Für viele Investoren gilt Vietnam derzeit als Land der Stunde. Während China immer teurer wird und Peking mit der strikten Null-Covid-Strategie ausländische Unternehmen verprellt, lockt der mit fast 100 Millionen Einwohnern gar nicht so kleine Nachbar mit gut ausgebildeten Arbeitnehmern neue Investoren an - zumal bei einem Mindestlohn von maximal 191 Euro im Monat. Die zunehmende Einbindung in Freihandelsabkommen und Lieferketten sowie eine stetig wachsende, konsumfreudige Mittelschicht tun ihr Übriges. Zwischen 6,0 und 6,5 Prozent Wachstum erwartet die Regierung in diesem Jahr. Mehr als 350 deutsche Unternehmen sind bereits vor Ort, die etwa 47'000 Arbeitsplätze geschaffen und gut 2,5 Milliarden Euro investiert haben.

"Asiatische Käufer sind durchaus marken- und herkunftslandaffin und bieten daher Chancen für deutsche Unternehmen, vielleicht mehr im Kapital- als im Konsumgüterbereich", sagt Langhammer.

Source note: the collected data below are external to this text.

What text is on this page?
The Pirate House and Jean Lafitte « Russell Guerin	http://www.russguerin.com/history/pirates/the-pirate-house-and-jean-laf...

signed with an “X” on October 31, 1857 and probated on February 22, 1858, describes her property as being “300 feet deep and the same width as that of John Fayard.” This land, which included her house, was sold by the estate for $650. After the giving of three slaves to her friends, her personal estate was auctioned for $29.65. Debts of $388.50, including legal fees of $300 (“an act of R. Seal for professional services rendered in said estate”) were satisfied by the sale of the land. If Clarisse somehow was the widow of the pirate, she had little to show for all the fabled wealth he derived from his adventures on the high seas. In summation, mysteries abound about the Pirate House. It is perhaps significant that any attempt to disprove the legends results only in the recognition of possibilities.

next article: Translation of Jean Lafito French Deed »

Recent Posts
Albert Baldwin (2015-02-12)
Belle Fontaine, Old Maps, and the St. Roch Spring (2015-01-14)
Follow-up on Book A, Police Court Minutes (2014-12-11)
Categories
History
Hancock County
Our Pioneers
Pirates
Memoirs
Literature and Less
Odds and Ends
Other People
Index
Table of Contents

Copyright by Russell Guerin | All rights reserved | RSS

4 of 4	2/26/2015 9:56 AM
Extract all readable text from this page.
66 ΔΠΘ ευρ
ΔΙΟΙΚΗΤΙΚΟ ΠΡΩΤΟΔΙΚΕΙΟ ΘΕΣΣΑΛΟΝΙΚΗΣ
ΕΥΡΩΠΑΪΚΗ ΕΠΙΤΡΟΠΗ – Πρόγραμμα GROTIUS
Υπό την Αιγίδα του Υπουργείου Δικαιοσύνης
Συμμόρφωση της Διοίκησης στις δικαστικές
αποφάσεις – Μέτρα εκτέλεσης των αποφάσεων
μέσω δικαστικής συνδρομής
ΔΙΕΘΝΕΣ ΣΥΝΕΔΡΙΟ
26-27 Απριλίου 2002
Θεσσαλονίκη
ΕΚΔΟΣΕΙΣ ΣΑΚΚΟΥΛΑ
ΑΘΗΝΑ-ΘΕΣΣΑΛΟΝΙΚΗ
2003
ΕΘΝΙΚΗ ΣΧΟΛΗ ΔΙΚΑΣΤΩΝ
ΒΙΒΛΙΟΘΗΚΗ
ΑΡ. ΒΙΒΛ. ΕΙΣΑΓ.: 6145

Aber dazu bedürfe es Investitionen vor Ort für ein auf das Einkommensniveau angepasstes Angebot. Auch der BGA erkennt in Vietnam "grosses Potential für eine Diversifizierung der Lieferketten".

Fazit

"Klar, Asien ist die dynamischste Region mit einer kaufkräftigen Käuferschicht, relativ sicheren Investitionsbedingungen, relativ guter Infrastruktur und einer sehr leistungs- und bildungsorientierten Bevölkerung", sagt IfW-Handelsexperte Langhammer. Auf kurze Sicht zumindest könnten sie allerdings China als Absatz- und Beschaffungsmarkt nicht vollständig ersetzen. Der Experte empfiehlt ausserdem, nicht nur nach Asien zu schielen. "Märkte der Zukunft gibt es auch in Lateinamerika, dem früher traditionellen Investitionsmarkt Deutschlands - oder Afrika südlich der Sahara." Dort lockten grosse Wachstumschancen. Nordafrika wiederum biete beste Perspektiven für grünen Strom aus erneuerbaren Energieressourcen.